Il Disturbo oppositivo-provocatorio (DOP) è una condizione clinica riscontrabile nei bambini che esibiscono livelli di rabbia persistente e inappropriata in base all’età, irritabilità, comportamenti provocatori verso l’adulto e oppositività, ai quali scaturiscono mal funzionamenti nella sfera personale e sociale.
Solitamente il DOP si manifesta intorno ai 6 anni, anche se spesso la diagnosi arriva in età preadolescenziale.
Si può diagnosticare il DOP in un bambino quando questi va spesso in collera, spesso litiga con gli adulti e sfida attivamente e si rifiuta di rispettare regole e richieste, quando spesso irrita in maniera volontaria le altre persone, quando spesso addebita le proprie responsabilità ad altri, negando le proprie, quando spesso è suscettibile, irritato dagli altri, rancoroso e rabbioso, dispettoso e vendicativo. Tale sintomatologia deve essere presente da almeno 6 mesi e deve causare una compromissione significativa del funzionamento sociale, scolastico, familiare.
Dagli ultimi dati divulgati dal Sispe (Sindacato italiano specialisti pediatri), nella figura del Presidente Teresa Mazzone, si evince come, a differenza di altre categorie cliniche che si possono riscontrare in età precoce (disturbi visivi, uditivi, del neurosviluppo) dove statisticamente non vi sono differenze significative nel corso degli anni, vi è un aumento esponenziale delle problematiche comportamentali, tra cui il DOP.
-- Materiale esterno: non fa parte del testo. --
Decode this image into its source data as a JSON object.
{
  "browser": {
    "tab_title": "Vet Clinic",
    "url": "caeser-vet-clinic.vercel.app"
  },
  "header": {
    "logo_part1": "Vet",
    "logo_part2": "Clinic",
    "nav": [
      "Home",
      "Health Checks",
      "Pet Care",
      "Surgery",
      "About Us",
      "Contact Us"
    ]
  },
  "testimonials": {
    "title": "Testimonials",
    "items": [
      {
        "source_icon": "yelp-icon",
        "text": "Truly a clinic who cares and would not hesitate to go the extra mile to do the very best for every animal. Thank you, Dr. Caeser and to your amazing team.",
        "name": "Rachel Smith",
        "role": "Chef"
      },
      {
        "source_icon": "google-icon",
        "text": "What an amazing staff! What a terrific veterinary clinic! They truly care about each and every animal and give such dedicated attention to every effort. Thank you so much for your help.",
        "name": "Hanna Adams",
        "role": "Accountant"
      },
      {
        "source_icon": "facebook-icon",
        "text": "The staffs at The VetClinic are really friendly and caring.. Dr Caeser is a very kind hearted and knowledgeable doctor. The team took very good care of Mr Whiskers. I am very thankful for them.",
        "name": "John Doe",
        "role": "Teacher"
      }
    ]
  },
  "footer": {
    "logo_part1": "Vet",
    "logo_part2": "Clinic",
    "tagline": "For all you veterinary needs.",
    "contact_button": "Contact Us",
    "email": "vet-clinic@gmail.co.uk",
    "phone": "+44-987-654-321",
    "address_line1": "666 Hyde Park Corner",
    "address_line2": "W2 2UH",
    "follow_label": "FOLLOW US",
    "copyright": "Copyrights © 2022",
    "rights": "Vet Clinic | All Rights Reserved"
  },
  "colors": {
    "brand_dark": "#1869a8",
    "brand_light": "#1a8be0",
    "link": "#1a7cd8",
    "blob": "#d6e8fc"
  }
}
Questa condizione clinica appare essere facilmente osservabile negli studi pediatrici, anche se Mazzone invita a “differenziare le situazioni patologiche da quelle borderline ed ad apprendere quali siano le strategie di intervento e di comunicazione più efficaci da adottare con le famiglie”; grazie all’utilizzo di strumenti di screening progettati ad hoc e condivisi tra i professionisti, sarà possibile per il pediatra valutare i casi da inviare ad un consulto specialistico (psicologi psicoterapeuti, neuropsichiatri) e quelli dove è sufficiente un supporto (suggerimenti e consigli) comportamentale al bambino.
E’ possibile intervenire sul DOP con un intervento cognitivo-comportamentale, basato su un modello socio-cognitivo scientificamente fondato, dove si mettono a fuoco 2 processi differenti: da una parte le inabilità specifiche a livello cognitivo (deficit cognitivi), dall’altra le percezioni erronee e/o disfunzionali (distorsioni cognitive).
Il lavoro con un minore non può dirsi completo se privo del lavoro con i genitori, e se in età scolare con gli insegnanti, in quanto la sintomatologia è mantenuta dai circoli viziosi operanti dalle reazioni altrui, in primo luogo quelle delle figure di riferimento del bambino. Tale assunto non è facilmente compreso ed accettato dai genitori, soprattutto se sono presenti difficoltà comportamentali negli adulti in questione, che tendono a concentrare il problema e la sua soluzione sul bambino (“è lui il problema”) e non sulle interazioni che scorrono tra gli attori.
Altre ipotesi possono essere l’incapacità percepita nell’aiutare i propri figli o la totale presa di responsabilità della problematica in atto.
Dinanzi alla variabilità della risposta genitoriale, è necessario un lavoro condiviso e distribuito sull’intero sistema familiare, al fine di riconoscere e arrestare i circoli viziosi che mantengono il Disturbo.